What This Means for Teams Using External Engineering Talent

Review overhead has a particular cost when working with outstaffed or contractor engineers. External engineers who submit work into a slow internal review queue are paid while they wait. If a developer submits a PR on Monday and it's reviewed on Thursday, you've paid for three days of idle time. Multiply that across a team and it erodes the cost efficiency that makes flexible staffing attractive in the first place.

The teams getting the best results from outstaffing are the ones that have already rationalized their review process before bringing in external engineers. Clear acceptance criteria, automated checks, fast async review cycles, and designated internal reviewers who are accountable for turnaround time — these aren't nice-to-haves. They're what allows external talent to deliver at the speed you're paying for.

Conversely, when an outstaffed team brings senior engineers with strong judgment, the review cycle often shortens naturally — because less rework is required. Experienced engineers front-load the thinking, write cleaner diffs, and flag risks before they reach review. The review becomes a confirmation rather than a discovery process. That's the leverage point: high-quality contributors reduce review burden even as they increase output.

How UData Helps

UData provides senior engineering talent for teams that need to move faster — and senior engineers who slow down a delivery pipeline are the wrong kind of expensive. Our engineers are selected for the judgment that reduces rework and review friction, not just the output that creates it.

We work with companies that are:

• Scaling a product and need external engineers who integrate quickly into existing review workflows
• Auditing their delivery process and need senior engineers who can identify where overhead is accumulating
• Building automation pipelines — CI, testing, deployment — that reduce the manual review surface
• Running lean teams where every engineer needs to own their changes end-to-end, without hand-holding

Fast delivery and high quality aren't in tension. They're achieved by the same discipline: clear scope, automated coverage of the routine, and human judgment applied to what actually requires it. We build teams that operate that way.

Conclusion

Adding review layers is one of the most common and least examined ways engineering organizations slow themselves down.
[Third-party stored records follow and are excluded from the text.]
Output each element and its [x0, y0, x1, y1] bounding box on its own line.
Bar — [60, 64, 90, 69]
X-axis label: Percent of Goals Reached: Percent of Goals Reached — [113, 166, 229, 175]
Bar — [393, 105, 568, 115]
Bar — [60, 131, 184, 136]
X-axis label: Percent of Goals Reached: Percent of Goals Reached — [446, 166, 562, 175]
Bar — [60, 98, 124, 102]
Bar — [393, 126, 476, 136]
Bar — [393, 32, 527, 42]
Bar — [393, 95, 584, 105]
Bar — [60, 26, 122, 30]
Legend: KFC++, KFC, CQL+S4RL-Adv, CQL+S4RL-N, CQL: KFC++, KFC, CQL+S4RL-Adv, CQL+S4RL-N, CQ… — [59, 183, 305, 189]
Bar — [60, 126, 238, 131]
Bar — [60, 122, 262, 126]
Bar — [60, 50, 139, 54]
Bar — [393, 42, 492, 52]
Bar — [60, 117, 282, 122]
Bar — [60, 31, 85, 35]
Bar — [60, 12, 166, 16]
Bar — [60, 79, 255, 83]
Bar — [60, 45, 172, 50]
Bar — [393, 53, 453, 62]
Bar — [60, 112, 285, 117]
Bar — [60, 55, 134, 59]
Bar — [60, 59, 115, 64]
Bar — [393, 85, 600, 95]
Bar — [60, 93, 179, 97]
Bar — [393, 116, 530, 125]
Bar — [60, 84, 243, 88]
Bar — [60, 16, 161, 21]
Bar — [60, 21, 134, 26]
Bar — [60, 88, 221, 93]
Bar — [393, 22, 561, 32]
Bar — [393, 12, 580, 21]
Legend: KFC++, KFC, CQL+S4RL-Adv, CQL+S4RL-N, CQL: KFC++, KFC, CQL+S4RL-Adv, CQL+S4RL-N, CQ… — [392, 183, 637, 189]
The solution isn't to eliminate review — it's to make review proportional. Automate the routine, trust qualified engineers with a single reviewer, and reserve heavyweight process for the changes where the blast radius justifies it. Teams that get this right ship faster, with comparable or better defect rates, and with engineers who are less frustrated and more effective. The data on this is consistent. The practice of applying it is what separates fast organizations from slow ones.